One evening, after helping us watch our daughter for the entire day, I told the parentals that we should go grab dinner, my treat. I suggested Rinka, this new Japanese restaurant I’ve been hearing about through the foodie grapevine. Much like the discovery of Marukame Udon a couple years ago, Pops had already heard about Rinka and has been wanting to eat there as well. Deal!
Rinka Japanese Restaurant sign
Located on Makaloa (between Walgreen’s and Hawaii USA FCU, on the backside of Heald College and Roger Dunn Golf), Rinka’s sliding door entrance, zen sand/rock garden (cleverly shaped as the Hawaiian Islands) in the foyer, and “Irrashaimase” greeting gave the exact authenticity I was looking for.
Nicely renovated with wood and cement accents, Rinka boasts a sushi bar, and a decent amount of western style seating…
… But if you want the full-on Nippon experience, see if you can reserve the “tatami” room like we did. Although the ground was not exactly made out of tatami, there is kotatsu style seating (low table with feet in the ground) and you have the luxury of privacy if the other table doesn’t get filled during your meal.
Inside the “tatami” room
The menu is a quite diverse with 14 appetizers, 5 shabu shabus, 3 hot pots, 3 salads, 6 deep fried, 4 boiled, & 5 grilled choices, 11 sashimi offerings, and 8 donburi/udon options. With the exception of a couple items for the bebe (sushi egg & chicken karaage), we played it safe and ordered from the “kou-su” (set course) menu, which included many of their popular items.
Sushi Egg from the Appetizer section ($3.75)
Chicken Karaage from the Deep Fried section ($7.75)
First up in the kou-su was the Mozuku & Ika Marine (Cladosiphon okamuranus seaweed & squid vinegar concoction).
Ika Marine & Mozuku
The second item was the Snapper in a Spinach Base Soup, complete with gold flakes on top (hence the “Gold” in the title of this article)! BRAH! This one was probably one of my favorites in the kou-su! Super ono!
Snapper in a Spinach Base Soup
Next was the Sashimi Tsukuri, a nicely presented offering of ahi and snapper.
The Renkon Manjyu (lotus root manjyu) was one of my other favorites and up next.
I’m not a fan of onions and tomatoes, so I had to do some maneuvering when eating the next dish: Crab Tomato Salad.
Crab Tomato Salad
Next was the Abalone Croquette, one of the most popular items on their menu. To me, it was just ok.
And then came the “ingrediments” for the Buta (pork) Shabu Shabu.

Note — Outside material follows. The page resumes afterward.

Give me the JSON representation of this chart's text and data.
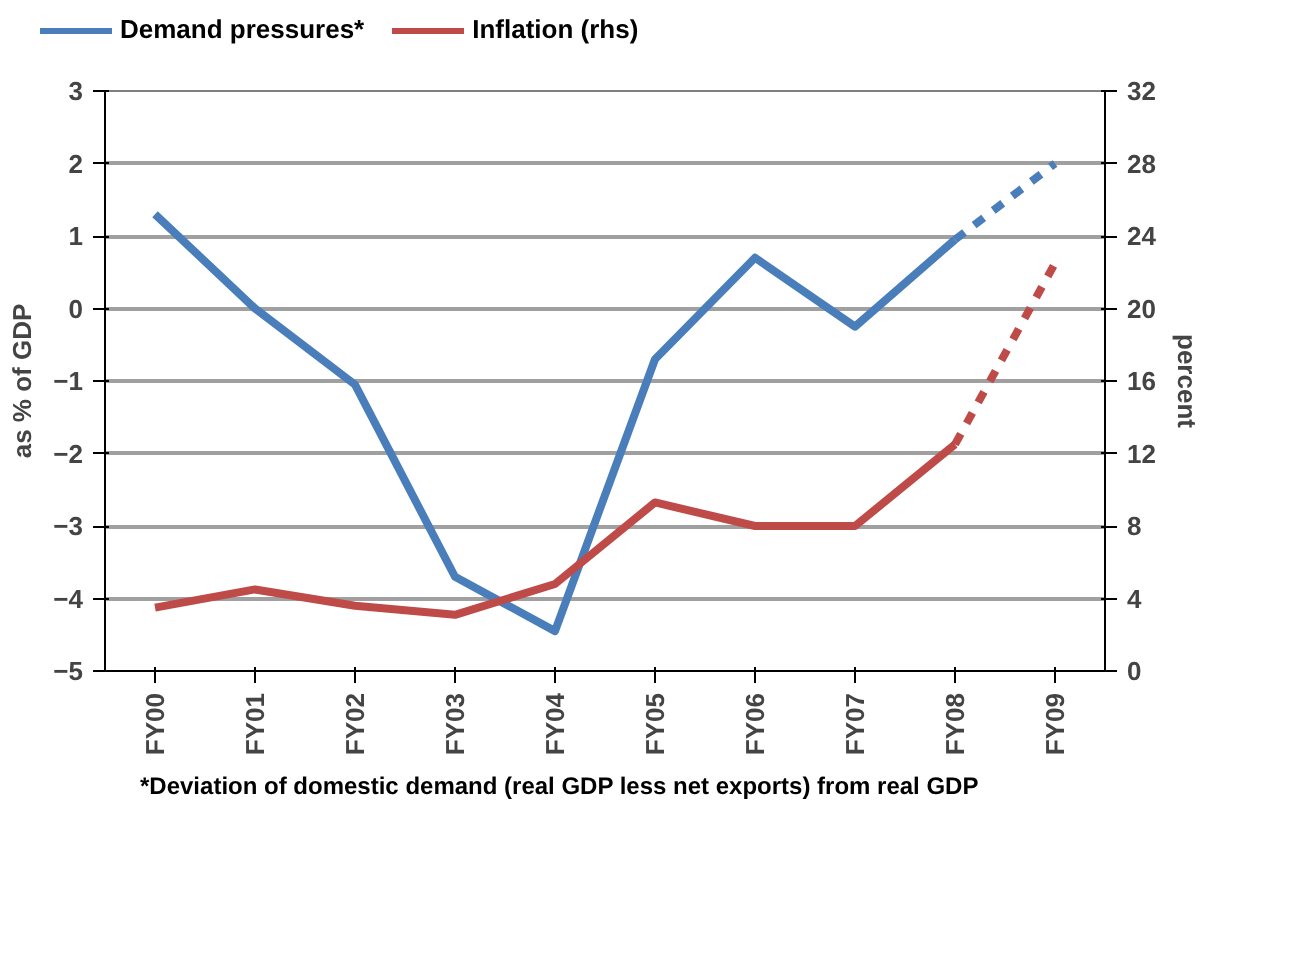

Buta (pork) strips for the Buta Shabu Shabu
Veggies for the Buta Shabu Shabu
Buta Shabu Shabu simmering
Pops showing his shabu shabu skills
As with other shabu shabu or hot pot restaurants, you get the option of making the most of your remaining soup base by ordering noodle or rice options to finish things off. We went with one of each: rice, ramen noodles, and udon!
Ramen noodles simmering
Udon dekiagari (pau!)
The “kou-su” finishes with a few dessert options. We went with the Mochi Ice Cream and Sakura Cheesecake options.
Mochi Ice Cream
Sakura Cheesecake (more golllld!)
The “kou-su” is normally $60, but we got it for their special, grand opening $45 rate. We ordered 3 sets, which was more than enough for 4 of us adults.
Kudos to Executive Chef Kazufumi Sonoda for delivering a medley of memorable dishes. Rinka is a definitely try, with or without gold sprinkles.